The Associated Press has asked a judge to deny a request by the attorneys of street artist Shepard Fairey to withdraw from his copyright battle over the Barack Obama "HOPE" poster.
Fairey's lawyers have asked for permission to withdraw after Fairey acknowledged he was mistaken about which AP photo he used to create his famous image and attempted to destroy evidence of his error.
In papers filed Monday in Manhattan federal court, the news organization said that the request should be turned down because his attorneys have "unique knowledge" about Fairey's wrongdoing.

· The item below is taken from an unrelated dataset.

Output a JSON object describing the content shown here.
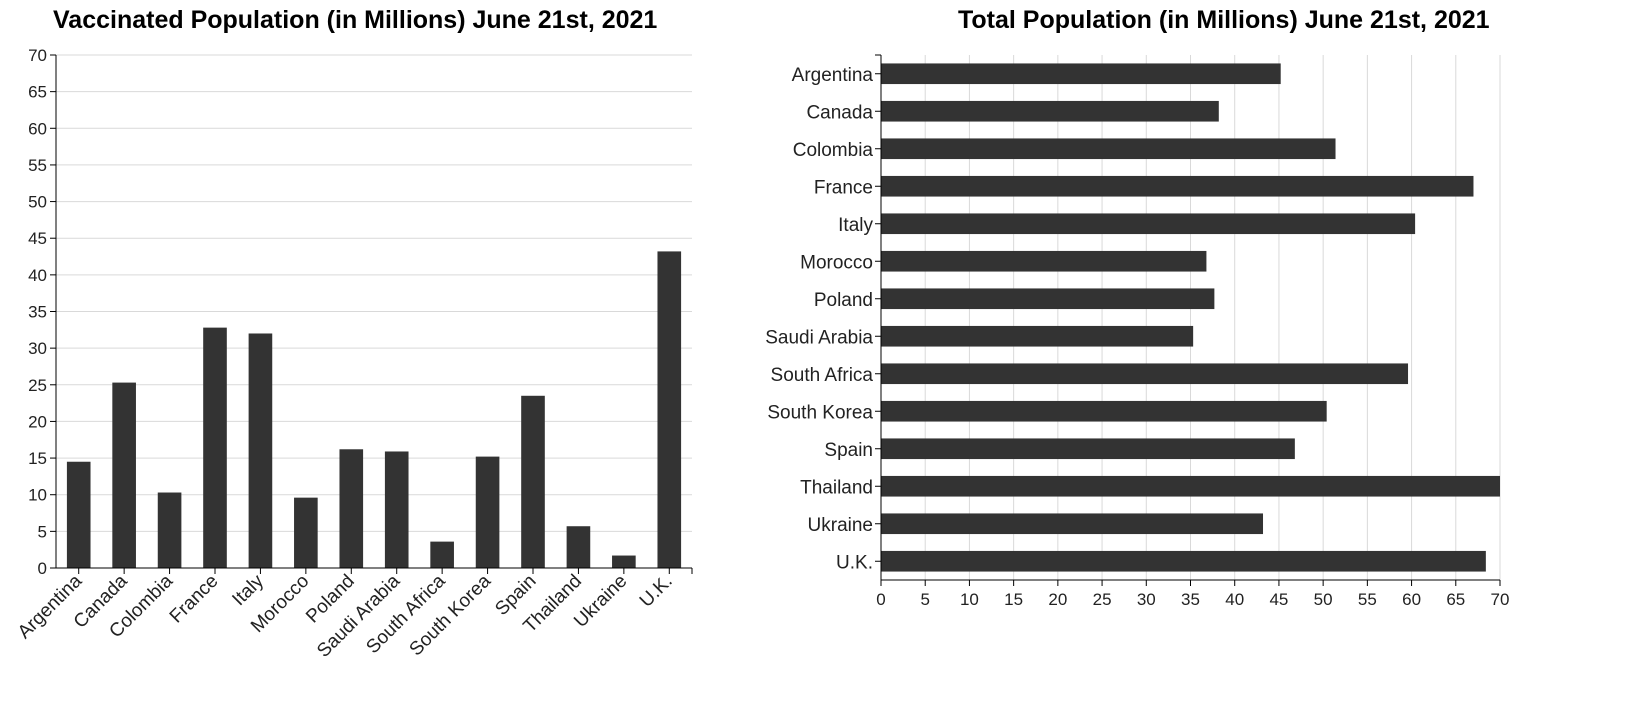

"In addition," according to the papers, "having new counsel start fresh nine months into the case after extensive discovery has already occurred would cause additional prejudice and undue delay to The AP, which, as a not-for-profit organization, has already been forced to incur significant expense in discovery due to Fairey's attempt to hide which photo he used to make the Obama posters."
Fairey's legal team is led by Anthony Falzone, executive director of the Fair Use Project at Stanford University. The artist's proposed new attorneys include Geoffrey Stewart of the Jones Day law firm and William Fisher III, director of the Berkman Center for Internet and Society at Harvard University.
Fairey had claimed his "HOPE" image, seen throughout last year's campaign, was based on a 2006 photo of then-Sen. Barack Obama, seated next to actor George Clooney at a press event in Washington. Fairey now says that he used a solo, close-up shot of Obama, as the AP had alleged.
Fairey sued the news cooperative in February, arguing that he had so transformed his source material he was protected by "fair use" guidelines. The AP countersued in March, saying Fairey had violated copyright laws.
Lawyers for the two sides will meet Tuesday morning before Judge Alvin K. Hellerstein.